My own work in the University of Manchester, as VP for Regional Innovation and Civic Engagement, has been guided by these principles. We’ve established a Civic University Agreement, supported by GM’s five universities and endorsed by the Mayor, and developed a collaborative body, Innovation GM, which brings together the HE sector with business sector groups and the GM Mayoral Combined Authority. We were awarded one of the pilots in the Innovation Accelerator programme, which we’ve used to support innovation diffusion in key sectors like digital and AI, and specifically to support the materials and manufacturing sector in Northeast Greater Manchester (Bury, Rochdale and Oldham), which remains one of the most economically and socially disadvantaged part of the conurbation, and forms a priority growth location through the “Atom Valley” Mayoral Development Zone. Collaborations with the FE sector have been growing, helped by the increasing coordination of GM’s nine FE colleges through the GM Colleges Group; Innovate UK’s very welcome Further Education Innovation Fund have allowed us to directly connect the FE colleges with GM’s innovation ambitions. Within the University, we’ve established a new unit, Unit M, with a specific mandate to own and drive our regional innovation agenda. I’m delighted that the government announced, in the June Comprehensive Spending Review, a Local Innovation Partnership Fund, which will build on the Innovation Accelerator pilots, extending them to 10 city-regions in the UK.

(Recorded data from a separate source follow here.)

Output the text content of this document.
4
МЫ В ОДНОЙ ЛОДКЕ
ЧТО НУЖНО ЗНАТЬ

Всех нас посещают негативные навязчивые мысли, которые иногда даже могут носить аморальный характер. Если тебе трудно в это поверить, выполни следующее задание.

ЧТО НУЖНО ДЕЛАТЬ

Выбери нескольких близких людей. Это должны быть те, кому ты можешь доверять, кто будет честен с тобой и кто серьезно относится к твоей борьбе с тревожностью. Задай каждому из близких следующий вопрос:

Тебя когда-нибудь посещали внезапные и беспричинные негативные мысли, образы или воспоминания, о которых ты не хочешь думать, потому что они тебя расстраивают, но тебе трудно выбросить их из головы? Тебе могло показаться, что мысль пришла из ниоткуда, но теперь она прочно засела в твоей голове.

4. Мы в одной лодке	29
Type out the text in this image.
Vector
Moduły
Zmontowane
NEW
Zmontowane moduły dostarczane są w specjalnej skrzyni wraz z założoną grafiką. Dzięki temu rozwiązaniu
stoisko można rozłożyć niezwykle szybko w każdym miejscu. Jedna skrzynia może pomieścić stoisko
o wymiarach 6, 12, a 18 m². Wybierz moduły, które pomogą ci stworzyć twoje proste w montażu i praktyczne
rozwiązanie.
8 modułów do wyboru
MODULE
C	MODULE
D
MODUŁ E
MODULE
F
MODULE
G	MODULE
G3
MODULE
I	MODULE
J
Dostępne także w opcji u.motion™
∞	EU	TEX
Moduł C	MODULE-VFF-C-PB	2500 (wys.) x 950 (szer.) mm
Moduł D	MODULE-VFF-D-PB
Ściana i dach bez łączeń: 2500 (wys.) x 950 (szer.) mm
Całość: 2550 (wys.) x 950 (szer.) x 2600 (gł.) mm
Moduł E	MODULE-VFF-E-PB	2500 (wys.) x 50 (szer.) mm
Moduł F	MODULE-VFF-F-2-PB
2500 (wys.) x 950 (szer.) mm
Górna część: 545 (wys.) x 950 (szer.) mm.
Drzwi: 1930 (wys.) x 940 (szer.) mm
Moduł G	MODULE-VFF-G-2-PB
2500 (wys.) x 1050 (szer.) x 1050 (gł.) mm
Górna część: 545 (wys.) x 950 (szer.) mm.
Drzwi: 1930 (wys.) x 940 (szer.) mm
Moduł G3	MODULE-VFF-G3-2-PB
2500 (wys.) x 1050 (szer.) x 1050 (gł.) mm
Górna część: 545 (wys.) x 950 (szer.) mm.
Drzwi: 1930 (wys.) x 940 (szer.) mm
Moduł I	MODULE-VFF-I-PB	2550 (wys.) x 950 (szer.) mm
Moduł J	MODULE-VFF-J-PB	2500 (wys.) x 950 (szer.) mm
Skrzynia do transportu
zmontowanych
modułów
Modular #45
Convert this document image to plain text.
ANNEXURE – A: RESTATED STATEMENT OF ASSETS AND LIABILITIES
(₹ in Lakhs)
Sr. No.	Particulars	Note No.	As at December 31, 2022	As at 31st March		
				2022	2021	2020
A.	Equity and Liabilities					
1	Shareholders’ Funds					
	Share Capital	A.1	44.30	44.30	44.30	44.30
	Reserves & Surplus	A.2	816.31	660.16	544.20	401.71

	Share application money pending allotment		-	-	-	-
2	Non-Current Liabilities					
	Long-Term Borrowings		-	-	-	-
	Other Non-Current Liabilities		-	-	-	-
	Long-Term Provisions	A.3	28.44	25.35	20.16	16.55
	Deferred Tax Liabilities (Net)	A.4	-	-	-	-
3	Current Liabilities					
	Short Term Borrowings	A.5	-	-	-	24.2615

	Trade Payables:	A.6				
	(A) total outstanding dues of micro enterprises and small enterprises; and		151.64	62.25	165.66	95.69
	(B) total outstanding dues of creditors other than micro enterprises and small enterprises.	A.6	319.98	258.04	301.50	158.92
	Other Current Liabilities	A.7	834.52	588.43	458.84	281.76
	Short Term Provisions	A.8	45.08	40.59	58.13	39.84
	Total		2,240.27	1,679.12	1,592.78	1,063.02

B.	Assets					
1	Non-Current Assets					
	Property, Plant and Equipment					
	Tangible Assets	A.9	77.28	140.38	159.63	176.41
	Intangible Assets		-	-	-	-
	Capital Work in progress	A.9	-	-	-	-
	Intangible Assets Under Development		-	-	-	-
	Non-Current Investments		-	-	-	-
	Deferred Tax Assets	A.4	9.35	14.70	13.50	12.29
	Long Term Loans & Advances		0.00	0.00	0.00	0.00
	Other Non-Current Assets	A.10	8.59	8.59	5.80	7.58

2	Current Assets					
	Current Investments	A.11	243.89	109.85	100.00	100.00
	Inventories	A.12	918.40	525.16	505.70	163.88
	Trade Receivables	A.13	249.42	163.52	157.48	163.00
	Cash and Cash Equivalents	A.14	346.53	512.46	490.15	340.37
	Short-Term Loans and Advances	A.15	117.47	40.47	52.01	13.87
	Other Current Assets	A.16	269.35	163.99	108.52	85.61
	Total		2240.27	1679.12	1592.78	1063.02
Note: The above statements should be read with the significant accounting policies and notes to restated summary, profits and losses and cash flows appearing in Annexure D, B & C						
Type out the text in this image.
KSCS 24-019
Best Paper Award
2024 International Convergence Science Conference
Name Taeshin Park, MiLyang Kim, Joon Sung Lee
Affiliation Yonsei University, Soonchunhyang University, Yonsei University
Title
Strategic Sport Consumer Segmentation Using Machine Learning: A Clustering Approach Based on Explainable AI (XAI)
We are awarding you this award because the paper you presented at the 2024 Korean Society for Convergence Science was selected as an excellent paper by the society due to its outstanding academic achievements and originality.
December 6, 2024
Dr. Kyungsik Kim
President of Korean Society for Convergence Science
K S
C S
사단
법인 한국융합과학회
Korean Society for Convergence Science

Finally, it’s worth coming back to money – and the current financial difficulties of the HE sector. It would, I think, be wrong to think of these civic activities as big sources of new funding, establishing new profit centres. Universities do need to be resourced to do new things, but this isn’t going to be an immediate boost to their bottom lines. What these civic activities will do, though, is give us a social licence to operate – and, in many cases, reconnect with the original purposes of our institutions.